The inability to be sure you have done the right thing by local inspection is one of the reasons we need Eraser.

On page 392 the authors say "Only the owner of a lock is allowed to release it." Is this true of the lock implemented in chapter 3 (page 3-62)?

(The implementation of chapter 3 certainly doesn't enforce any such restriction, though it would be easy to add it. Some locking systems enforce those semantics, others don't.)

Does Eraser actually depend on this rule?

(It does need to know which thread is setting a lock, in order to run more advanced versions of the lock-set algorithm. But we haven't gotten that far yet, so let's bookmark that question.)

In the example of figure 3 (page 397) lock mu1 protects V at some times, while lock mu2 protects V at other times. But Eraser flags this as a mistake, and the paper says this is a programming mistake that could result in a race. Why?
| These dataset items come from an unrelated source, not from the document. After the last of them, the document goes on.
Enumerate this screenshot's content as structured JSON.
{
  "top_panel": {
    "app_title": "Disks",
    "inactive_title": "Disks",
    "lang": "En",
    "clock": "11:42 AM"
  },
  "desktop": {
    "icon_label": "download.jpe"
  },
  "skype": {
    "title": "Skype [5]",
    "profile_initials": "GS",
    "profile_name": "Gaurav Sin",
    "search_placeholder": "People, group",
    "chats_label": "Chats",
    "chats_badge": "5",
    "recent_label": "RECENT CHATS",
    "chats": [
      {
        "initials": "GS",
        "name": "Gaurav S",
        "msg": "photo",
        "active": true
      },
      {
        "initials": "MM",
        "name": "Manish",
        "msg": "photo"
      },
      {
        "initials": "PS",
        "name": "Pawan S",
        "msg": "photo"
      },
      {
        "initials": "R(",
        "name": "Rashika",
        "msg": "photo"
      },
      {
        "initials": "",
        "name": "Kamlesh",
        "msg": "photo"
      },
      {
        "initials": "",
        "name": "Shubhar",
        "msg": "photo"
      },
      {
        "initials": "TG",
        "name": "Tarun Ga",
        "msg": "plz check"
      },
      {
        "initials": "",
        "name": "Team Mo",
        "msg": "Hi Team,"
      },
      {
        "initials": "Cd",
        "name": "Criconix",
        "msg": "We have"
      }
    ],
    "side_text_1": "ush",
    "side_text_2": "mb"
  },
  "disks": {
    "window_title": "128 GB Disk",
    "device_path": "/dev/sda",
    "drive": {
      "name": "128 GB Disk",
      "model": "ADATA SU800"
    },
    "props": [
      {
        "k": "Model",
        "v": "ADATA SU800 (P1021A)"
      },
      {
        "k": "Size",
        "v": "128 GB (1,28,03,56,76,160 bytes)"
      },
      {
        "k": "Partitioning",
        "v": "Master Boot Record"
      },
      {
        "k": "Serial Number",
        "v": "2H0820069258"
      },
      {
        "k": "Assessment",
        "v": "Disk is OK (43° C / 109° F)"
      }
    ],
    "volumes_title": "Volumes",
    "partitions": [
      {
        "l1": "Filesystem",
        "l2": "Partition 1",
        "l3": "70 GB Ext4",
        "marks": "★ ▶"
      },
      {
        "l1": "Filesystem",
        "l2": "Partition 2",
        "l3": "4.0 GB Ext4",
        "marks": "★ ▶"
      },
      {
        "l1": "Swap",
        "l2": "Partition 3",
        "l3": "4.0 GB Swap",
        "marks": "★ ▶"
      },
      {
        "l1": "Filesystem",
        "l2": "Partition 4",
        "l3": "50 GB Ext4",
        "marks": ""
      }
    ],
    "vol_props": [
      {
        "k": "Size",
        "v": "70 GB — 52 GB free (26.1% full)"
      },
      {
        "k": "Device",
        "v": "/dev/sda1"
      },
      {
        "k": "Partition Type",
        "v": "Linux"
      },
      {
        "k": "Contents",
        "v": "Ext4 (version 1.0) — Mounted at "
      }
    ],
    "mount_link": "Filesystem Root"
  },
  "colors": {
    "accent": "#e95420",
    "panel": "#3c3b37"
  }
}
(The programmer of a different thread that wants to use V needs to know which lock to set. If the answer depends on where some other thread happens to be executing, this leaves the first programmer without any way to decide.)

So let's have the first programmer acquire (and later release) both locks. Doesn't it work then?

(Not if there could be two threads running the original code of figure 3.)

Can we fix that?

(Introduce a third lock at the beginning and end of the code for the first thread. The new lock assures that the first piece of code can be executed by only one thread at a time. Having the second thread set both locks then eliminates the race. But Eraser continues to raise an alert. We just found another category of false alarm that the authors didn't mention.)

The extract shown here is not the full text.